Que vous soyez étudiant en quête d’orientation, professionnel en reconversion ou simplement curieux de découvrir cet univers fascinant, ce guide complet vous présente l’ensemble des opportunités qu’offre l’aéronautique. Des métiers aux formations, en passant par les salaires et les principaux employeurs, explorez toutes les facettes de ce secteur d’excellence qui conjugue passion de l’aviation et expertise technique de haut niveau.
Panorama du secteur aéronautique français en 2026
L’industrie aéronautique française occupe une position de leader mondial aux côtés des États-Unis. En 2026, le secteur affiche une santé retrouvée après les turbulences liées à la crise sanitaire, avec une production qui remonte progressivement et des carnets de commandes bien remplis pour les prochaines années.
Les grands acteurs du secteur comme Airbus, Safran, Dassault Aviation, Thales et Liebherr Aerospace représentent les piliers de cette industrie. Autour de ces géants gravitent plusieurs centaines de PME et ETI spécialisées dans la sous-traitance aéronautique, l’usinage de précision, les composites, l’électronique embarquée ou encore les systèmes hydrauliques.
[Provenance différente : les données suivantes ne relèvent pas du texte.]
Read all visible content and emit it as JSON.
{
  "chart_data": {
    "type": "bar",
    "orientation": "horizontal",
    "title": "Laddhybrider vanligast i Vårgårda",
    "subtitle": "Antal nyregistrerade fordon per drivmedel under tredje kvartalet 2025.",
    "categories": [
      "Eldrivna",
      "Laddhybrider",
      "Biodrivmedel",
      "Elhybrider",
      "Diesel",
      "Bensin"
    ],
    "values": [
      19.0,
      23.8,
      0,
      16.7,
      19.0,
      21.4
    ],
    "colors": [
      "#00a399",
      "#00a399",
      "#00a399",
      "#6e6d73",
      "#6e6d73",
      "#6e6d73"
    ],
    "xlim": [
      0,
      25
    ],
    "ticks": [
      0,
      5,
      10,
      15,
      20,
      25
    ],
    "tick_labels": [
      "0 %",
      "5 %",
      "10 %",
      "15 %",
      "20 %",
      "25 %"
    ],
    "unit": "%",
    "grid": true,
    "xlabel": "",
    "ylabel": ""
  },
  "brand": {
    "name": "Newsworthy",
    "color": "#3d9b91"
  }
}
Le secteur se caractérise par plusieurs tendances majeures qui façonnent les recrutements et les compétences recherchées :
- La transition écologique : développement d’avions moins polluants, carburants alternatifs, électrification
- La digitalisation : intelligence artificielle, jumeau numérique, maintenance prédictive
- L’automatisation : robotique collaborative, industrie 4.0
- La diversification : spatial, drones, mobilité urbaine aérienne
Ces transformations créent de nouveaux besoins en compétences et ouvrent des perspectives de carrière passionnantes pour les profils techniques comme pour les fonctions support.
Quels sont les métiers de l’aéronautique ?
L’aéronautique regroupe une très grande diversité de métiers, bien au-delà des seuls pilotes et hôtesses de l’air. Le secteur industriel aéronautique emploie des professionnels dans tous les domaines, de la conception à la maintenance, en passant par la production et la qualité.
Métiers de la conception et de l’ingénierie
Les ingénieurs aéronautiques constituent le cœur technique du secteur. Ils interviennent dans de nombreuses spécialités :
- Ingénieur bureau d’études : conception des structures, systèmes et équipements
- Ingénieur calcul : simulations numériques, modélisation, résistance des matériaux
- Ingénieur essais : validation et certification des systèmes
- Ingénieur avionique : systèmes électroniques embarqués
- Ingénieur propulsion : moteurs et systèmes de propulsion
- Ingénieur méthodes : optimisation des processus de fabrication
Ces métiers nécessitent généralement un diplôme d’ingénieur spécialisé ou un master universitaire en aéronautique. Les profils recherchés combinent excellence technique, capacité d’innovation et maîtrise des outils de conception assistée par ordinateur (CAO).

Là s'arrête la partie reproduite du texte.